05:36PM, Monday 06 October 2025
Pictured: Desree
A poet shortlisted for a prestigious prize says ‘Slough is fundamental’ to her identity and writing.
Desree was drawn to the stage personas of poets who ‘play on the musicality of poetry’ and launched an open mic night in the town in 2014, which ‘fostered’ her love of spoken word.
“I think there's something musical and rhythmic about spoken word that I was immediately drawn to,” she told the Express.
“When I was young, I used to write stories. As I got older, I was writing music, writing raps, and it turned into spoken word, so it evolved and changed and took different shapes as I grew up.”
The 33-year-old grew up in Britwell and is an artist in residence for the poetry collective EMPOWORD, which meets every month at the Queensmere Shopping Centre.
Also being a playwright – bringing the stage adaptation of The Comet to The Curve this December – Desree said spoken word ‘amalgamates’ her interests into one specific form.
“I loved writing and I loved plays and I loved poetry, I loved rhyming and music, it felt like all of my favourite things drilled into one,” she said.
Altar is Desree’s first collection of published poetry, which explores the resilience of youth, the strength of the Black female body, the complexity of chosen and unchosen family, and the sweeping effects of gentrification.
“It also looks at queerness, but also Black joy. It's got lots of different avenues, but they all revolve around place and growing up - a lot of it is about Slough as well,” she added.
Desree started writing a version nearly seven years ago, and the collection has taken ‘lots of different shapes’ and become ‘lots of different things' since then.
"It's gone through a lot of editors and I've felt really honoured to be able to spend this much time with a piece of work," she said.
Desree said Slough is 'fundamental to who I am as a person but also as a writer' and quoted the excerpt from her book: “Darling Slough, I love you like rain."
"It's the idea of loving a place but being able to see the stressful and gritty parts of it, but also still loving it and still wanting the best for it," she said.
“Who I am fundamentally and the way that I write wouldn't exist without where I've come from.
"It's influenced my idea of place, my idea of fairness and the joy that you can have in survival."
Desree has received the Poetry Book Society Recommendation Spring 2025 and is among 20 poets shortlisted for the 2025 Forward Prizes for Poetry in September.
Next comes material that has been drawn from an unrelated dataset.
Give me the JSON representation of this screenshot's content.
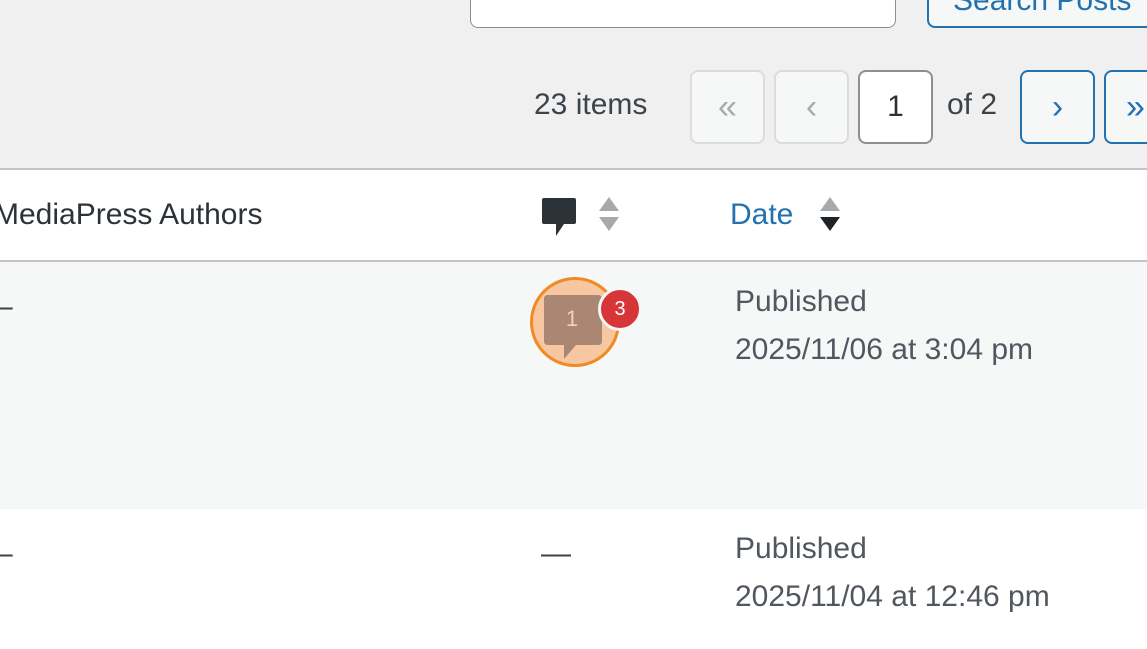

The coveted and influential prizes have recognised big names in poetry, including Seamus Heaney, Ted Hughes and Carol Ann Duffy, and Desree is among four poets shortlisted for the Jerwood Prize for Best First Collection.
She is ‘grateful and honoured’ to be part of the list but knows there are many ‘incredible’ poets who aren’t recognised because spoken word is ‘slightly outside of the [box]’.
“I'm really grateful I get to work in and around and for different parts of the community,” she added.
“I find a lot of joy and a lot of honour in that."
Desree also hopes that poetry becomes more accessible and ‘opens a new world’ of how people write, engage and change ideas by expanding the number of creatives who ‘look like me’ or come from 'the same place as me’.
“When I was young, if you had told me when I was in secondary school that I was going to be a poet when I grew up, I wouldn't have believed you," she added.
"It felt so out of reach and outside of my wheelhouse that it felt like it wasn't even something I could dream about.
"It's not necessarily just about creating another generation of poets, which obviously I'd love to do, but it's also about being able to see a world beyond that includes you."
The 2025 Forward Prizes for Poetry winners will be announced in a ceremony as part of the London Literature Festival on Sunday, October 26.